Je le prends contre moi
pour lui donner le biberon. Il s'agite en ouvrant grand la bouche. L'appel du
ventre est puissant. Il est blotti dans mes bras en confiance. Aujourd’hui, il
sent le parfum de sa maman. Hier, c'était celui du papa. Il me regarde droit
dans les yeux en tétant goulument. Je plonge les miens dans les siens et lui
souris tendrement.
Sa main s'agite jusqu'à
attraper la mienne. Les plus grands jouent autour. Je les surveille aussi.
Impossible d'être yeux dans les yeux pendant tout le biberon. Et
est-ce mon rôle après tout ? Je n’en suis pas sûre. Rester connecté à lui
tout le temps. Non, ce n’est pas mon rôle. Il y a les grands à surveiller
aussi. Ces derniers viennent voir de temps en temps, puis repartent sur le
tapis de jeux. Cependant quand tout est tranquille, je profite pour bien
échangé avec chacun. Avoir des moments privilégiés, des câlins, des jeux, des
sourires. C’est si important pour chaque enfant. Etre considéré par les
adultes, et pas seulement par papa et maman.
Toutes les nounous ne sont
pas mamans avant, mais beaucoup. Nous connaissons donc, pour la plupart, cette
angoisse de « elle va prendre ma place ». Nous confions notre enfant
à une inconnue - en général - pour retourner travailler. Des sentiments
ambivalents nous traversent. La culpabilité. Un peu. Parfois. Beaucoup. Des
fois. Pas du tout. Pour d’autres. Puis enfin, si, la culpabilité de ne pas en
ressentir.
La peur face à cette femme
(généralement peu d’homme dans ce métier) qui s’occupera de notre bébé. Elle le
verra évoluer toute la journée. Lui donnera ses biberons. Le bercera pour le
calmer.

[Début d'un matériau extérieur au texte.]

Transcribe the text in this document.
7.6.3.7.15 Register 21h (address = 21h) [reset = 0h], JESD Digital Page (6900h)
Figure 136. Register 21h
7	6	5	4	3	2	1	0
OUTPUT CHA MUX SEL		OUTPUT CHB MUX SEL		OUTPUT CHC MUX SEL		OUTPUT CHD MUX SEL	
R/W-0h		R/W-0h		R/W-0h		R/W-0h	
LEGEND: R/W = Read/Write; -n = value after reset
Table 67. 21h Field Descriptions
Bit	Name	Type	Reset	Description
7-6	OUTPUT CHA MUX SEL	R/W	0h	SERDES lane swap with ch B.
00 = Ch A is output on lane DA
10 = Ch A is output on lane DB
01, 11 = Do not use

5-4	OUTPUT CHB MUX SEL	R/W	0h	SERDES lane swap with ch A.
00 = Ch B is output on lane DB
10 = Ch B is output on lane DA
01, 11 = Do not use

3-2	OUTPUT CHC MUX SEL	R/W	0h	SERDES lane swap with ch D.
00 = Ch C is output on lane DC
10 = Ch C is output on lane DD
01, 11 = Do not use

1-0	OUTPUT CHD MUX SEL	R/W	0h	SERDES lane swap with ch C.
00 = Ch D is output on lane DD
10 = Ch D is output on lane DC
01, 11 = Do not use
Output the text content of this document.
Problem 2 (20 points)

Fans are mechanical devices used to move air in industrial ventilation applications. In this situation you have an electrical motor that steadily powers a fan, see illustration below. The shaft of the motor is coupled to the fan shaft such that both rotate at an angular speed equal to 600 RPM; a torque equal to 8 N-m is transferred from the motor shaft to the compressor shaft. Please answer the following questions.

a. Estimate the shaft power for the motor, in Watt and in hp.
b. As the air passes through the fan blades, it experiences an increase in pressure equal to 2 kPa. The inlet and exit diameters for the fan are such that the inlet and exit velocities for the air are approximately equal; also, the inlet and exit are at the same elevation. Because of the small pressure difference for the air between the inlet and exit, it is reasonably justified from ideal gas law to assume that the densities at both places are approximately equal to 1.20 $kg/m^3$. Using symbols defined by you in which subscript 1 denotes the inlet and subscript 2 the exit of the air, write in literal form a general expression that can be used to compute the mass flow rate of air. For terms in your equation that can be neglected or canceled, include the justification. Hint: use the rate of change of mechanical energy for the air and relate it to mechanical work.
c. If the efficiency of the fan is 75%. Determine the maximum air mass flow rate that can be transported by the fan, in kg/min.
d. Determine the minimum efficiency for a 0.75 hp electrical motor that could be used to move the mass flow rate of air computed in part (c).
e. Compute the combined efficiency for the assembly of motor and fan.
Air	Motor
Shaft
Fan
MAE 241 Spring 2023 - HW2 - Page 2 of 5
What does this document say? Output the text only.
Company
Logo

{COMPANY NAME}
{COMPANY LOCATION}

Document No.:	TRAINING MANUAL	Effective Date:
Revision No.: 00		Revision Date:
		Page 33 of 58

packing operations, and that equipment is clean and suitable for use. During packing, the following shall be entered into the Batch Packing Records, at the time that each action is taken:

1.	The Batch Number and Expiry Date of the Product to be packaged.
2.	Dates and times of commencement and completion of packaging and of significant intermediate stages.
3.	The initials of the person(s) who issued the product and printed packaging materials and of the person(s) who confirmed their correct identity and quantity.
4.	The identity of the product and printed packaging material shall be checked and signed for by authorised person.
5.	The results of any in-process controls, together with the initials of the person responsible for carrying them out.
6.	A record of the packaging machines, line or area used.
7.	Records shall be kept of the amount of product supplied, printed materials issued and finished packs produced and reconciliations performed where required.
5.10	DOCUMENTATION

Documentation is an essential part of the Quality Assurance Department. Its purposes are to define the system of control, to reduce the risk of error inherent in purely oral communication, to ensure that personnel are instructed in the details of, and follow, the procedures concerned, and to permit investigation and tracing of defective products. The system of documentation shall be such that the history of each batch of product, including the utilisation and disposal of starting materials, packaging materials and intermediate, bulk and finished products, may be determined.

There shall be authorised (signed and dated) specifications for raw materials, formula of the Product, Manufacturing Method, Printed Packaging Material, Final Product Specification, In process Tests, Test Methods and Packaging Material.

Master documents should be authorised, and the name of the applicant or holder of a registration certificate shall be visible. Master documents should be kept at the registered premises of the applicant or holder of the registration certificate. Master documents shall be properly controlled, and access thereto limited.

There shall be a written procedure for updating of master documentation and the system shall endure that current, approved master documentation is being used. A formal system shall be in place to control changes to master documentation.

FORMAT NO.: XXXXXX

Pendant que nous nous courrons le soir entre le bain, le repas et le
coucher sans avoir vraiment le temps de profiter.
En étant assistante
maternelle, j’ai toujours en tête ces choses là. Je sais que cela peut-être difficile pour une maman… Je suis maman,
également. Je comprends qu’il puisse y avoir des difficultés à se détacher, à
faire confiance et à ne pas vouloir tout contrôler.
Les bruits de succions se
mêlent au rire des plus grands. Le bébé lâche ma main. Je pose de nouveau mon
regarde sur lui. Il me sourit derrière son biberon. Je lui rends un sourire. Il
ferme les yeux parfois. Il regarde autour de lui à d’autre. Peu à peu, le
biberon se vide. Une sérénité émane de ce petit être. Elle envahit la pièce et
chaque individu si trouvant. Moi aussi bien que les autres enfants.
L'apaisement de la soif étanchée et de la faim calmée est tangible. Je regarde
ce bébé avec « amour ». Un amour maternel ? Non, bien sûr que non. Je
suis une mère. Néanmoins je ne suis pas sa mère. Je le sais bien. Je le ressens
bien. J’éprouve un « amour » d'assistante maternelle.
Un amour d’être humain sur
un autre être humain plus petit, mignon et à protéger. Une bienveillance. Il
est sous ma responsabilité. Ce bébé m'a été confié. Il a besoin de sécurité,
physique et affective. Quand je m’en occupe, je pense à lui et aussi à
toute sa famille. Ils me font tous confiance. Père. Mère. Frère. Sœur.
C'est mon métier. Je dois
à la fois m'attacher et garder de la distance. Un pied dans la famille. Un pied
en dehors. Une valse des sentiments et des limites. Chaque parent ne m’autorise
pas à prendre la même place. Je me réinvente à chaque fois.
Oui, je me préoccupe des
bébés et je m'attache à eux, comme un adulte qui doit prendre soin des futures
générations. Je ne suis pas là pour prendre la place de la famille. Je suis là
pour que papa et maman partent au travail en sachant qu'on se préoccupe de leur
bébé. Je suis là pour qu’il se sente bien, pour respecter ses besoins
physiologiques. Je lui dois le respect de son être entier. Le laisser grandir
dans la bienveillance et en le laissant suivre, autant que possible, son propre
rythme.
Le biberon terminé, je
tapote dans son dos. Le rot ne tarde pas à sortir. Nous allons nous installer
sur un tapis à coté des grands. J’aide ces derniers à faire des tours
de cubes et à les casser sous de grands éclats de rire. Le bébé a
attrapé un hochet et pousse des cris de joie.